The gatekeeper's eyes filled with tears; his hand slapped at Clete's, then his hairy, tattooed arm dipped into the leather pouch on the side door.
"No lo hagas! No lo hagas!" Segura screamed.
But it was forever too late for all of us. The gatekeeper's hand came up with a nickel-plated automatic and let off one round that hit the window frame and blew glass all over Clete's shirt. It was very fast after that. Just as I pulled the.45 from the back of my trousers, I saw Clete rip his nine-millimeter from his belt holster, crouch, and begin firing. I stepped back a foot, to clear the angle away from Segura, and fired simultaneously with my left hand locked on my wrist to hold the recoil down. I fired five times, as fast as I could pull the trigger, the explosions roaring in my ears, and saw no one thing distinctly inside the car. Instead, it was as though an earthquake had struck the inside of the Cadillac. The air was filled with divots of leather, stuffing from the seats, flying shards of glass and metal, splinters of mahogany, broken liquor bottles, cordite, smoke, and a film of blood and vodka that drained down the back window.
There was no place for Julio Segura to hide. He tried to shrink into an embryonic ball away from Clete's line of fire, but his position was hopeless. Then he suddenly leaped up into the window with his hands pressed out toward me like claws. His eyes were pleading, his mouth open with a silent scream. My finger had already squeezed tight in the trigger guard, and the round caught him in the top of the mouth and blew the back of his head all over the jerking body of the gatekeeper.

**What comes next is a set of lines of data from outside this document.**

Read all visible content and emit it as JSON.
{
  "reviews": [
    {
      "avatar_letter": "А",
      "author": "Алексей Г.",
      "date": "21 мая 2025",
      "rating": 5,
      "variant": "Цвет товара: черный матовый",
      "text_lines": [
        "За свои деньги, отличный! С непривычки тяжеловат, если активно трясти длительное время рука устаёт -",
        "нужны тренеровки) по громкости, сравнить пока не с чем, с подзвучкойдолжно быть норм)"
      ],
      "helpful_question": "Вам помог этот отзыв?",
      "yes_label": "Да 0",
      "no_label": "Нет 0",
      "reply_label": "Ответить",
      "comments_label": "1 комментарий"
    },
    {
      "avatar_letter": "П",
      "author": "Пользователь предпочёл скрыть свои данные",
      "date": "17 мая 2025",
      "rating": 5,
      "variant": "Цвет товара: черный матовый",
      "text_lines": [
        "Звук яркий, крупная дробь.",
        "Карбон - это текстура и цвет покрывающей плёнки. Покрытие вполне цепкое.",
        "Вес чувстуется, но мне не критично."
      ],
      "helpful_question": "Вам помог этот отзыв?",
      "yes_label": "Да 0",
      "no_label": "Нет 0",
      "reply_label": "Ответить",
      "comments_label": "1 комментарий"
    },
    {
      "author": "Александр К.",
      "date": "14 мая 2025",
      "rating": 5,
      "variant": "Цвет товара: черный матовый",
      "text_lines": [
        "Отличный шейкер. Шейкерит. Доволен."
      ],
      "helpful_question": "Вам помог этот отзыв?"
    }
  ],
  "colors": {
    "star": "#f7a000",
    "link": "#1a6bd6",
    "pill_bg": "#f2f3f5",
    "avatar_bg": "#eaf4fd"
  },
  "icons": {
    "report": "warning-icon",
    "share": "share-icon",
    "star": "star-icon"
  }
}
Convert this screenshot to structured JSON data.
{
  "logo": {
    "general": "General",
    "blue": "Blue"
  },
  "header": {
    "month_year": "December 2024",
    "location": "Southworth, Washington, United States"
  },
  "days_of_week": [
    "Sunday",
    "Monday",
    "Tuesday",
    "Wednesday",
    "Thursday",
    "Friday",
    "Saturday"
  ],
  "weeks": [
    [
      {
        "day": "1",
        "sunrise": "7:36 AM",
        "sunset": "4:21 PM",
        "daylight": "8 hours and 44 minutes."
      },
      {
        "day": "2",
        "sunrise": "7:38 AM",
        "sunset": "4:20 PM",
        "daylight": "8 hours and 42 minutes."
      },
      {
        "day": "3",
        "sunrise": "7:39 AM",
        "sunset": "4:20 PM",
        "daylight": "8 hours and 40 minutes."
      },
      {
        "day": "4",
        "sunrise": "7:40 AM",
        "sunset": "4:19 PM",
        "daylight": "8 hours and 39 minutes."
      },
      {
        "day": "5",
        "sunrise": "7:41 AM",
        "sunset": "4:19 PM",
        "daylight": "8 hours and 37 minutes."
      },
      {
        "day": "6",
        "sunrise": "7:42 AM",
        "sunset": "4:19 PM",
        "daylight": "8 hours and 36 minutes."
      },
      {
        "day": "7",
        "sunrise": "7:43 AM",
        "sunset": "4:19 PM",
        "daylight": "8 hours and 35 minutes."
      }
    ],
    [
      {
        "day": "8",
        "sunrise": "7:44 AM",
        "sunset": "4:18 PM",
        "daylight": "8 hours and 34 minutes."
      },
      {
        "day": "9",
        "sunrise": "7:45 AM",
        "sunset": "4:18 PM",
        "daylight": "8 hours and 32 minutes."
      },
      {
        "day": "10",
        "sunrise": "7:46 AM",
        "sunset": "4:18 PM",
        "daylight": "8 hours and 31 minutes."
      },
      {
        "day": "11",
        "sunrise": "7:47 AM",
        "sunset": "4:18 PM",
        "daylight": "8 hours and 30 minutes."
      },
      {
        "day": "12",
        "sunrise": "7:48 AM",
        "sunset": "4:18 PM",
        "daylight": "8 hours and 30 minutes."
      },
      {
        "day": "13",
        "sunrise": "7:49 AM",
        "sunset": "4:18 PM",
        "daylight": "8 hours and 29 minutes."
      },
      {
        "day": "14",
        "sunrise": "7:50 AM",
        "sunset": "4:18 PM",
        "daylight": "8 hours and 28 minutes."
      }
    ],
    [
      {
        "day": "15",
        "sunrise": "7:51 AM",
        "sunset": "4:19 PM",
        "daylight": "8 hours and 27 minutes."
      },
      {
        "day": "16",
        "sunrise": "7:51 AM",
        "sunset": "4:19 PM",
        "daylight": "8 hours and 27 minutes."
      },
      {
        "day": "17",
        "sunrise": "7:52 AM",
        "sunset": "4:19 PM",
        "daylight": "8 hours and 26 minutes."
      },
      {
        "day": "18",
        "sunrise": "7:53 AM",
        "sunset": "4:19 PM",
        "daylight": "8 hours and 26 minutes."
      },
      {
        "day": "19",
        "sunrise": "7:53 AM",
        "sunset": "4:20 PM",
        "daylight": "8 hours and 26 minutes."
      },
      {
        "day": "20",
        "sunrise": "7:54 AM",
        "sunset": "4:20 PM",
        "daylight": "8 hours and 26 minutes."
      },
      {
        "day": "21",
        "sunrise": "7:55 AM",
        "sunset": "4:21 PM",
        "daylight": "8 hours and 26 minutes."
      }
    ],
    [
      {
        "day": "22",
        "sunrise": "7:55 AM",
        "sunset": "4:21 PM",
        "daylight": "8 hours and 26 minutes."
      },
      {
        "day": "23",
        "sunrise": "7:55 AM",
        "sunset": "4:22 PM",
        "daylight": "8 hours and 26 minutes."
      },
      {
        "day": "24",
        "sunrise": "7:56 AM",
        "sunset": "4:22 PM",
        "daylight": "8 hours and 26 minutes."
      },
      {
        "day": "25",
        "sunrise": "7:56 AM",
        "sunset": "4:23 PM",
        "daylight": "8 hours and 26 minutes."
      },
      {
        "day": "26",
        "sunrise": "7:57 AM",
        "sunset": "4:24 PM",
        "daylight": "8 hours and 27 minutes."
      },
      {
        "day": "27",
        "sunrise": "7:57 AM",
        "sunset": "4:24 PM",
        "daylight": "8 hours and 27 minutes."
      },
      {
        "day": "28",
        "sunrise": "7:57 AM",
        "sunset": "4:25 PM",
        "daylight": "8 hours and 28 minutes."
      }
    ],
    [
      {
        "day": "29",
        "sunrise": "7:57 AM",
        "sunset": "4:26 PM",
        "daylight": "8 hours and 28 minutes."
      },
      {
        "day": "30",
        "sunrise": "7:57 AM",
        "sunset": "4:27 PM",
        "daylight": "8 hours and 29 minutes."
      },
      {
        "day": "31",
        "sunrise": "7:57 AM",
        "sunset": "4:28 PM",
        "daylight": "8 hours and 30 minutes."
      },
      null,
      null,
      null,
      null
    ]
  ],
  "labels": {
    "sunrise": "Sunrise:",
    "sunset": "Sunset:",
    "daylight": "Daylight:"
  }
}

I was trembling and breathless when I fell back from the Cadillac and leaned on top of Clete's car, the.45 hanging from my hand. Clete's scarred, poached face was so bloodless and tight you could have struck a kitchen match to it. His clothes were covered with flecks of glass.
"The sonofabitch missed me from two feet," he said. "Did you see that? That fucking window glass saved my life. Go back and look inside. We blew them apart."
Then the dwarf chauffeur climbed down from the driver's seat and ran down the middle of the esplanade on his stubby legs amid a wail of sirens. Clete began to giggle uncontrollably.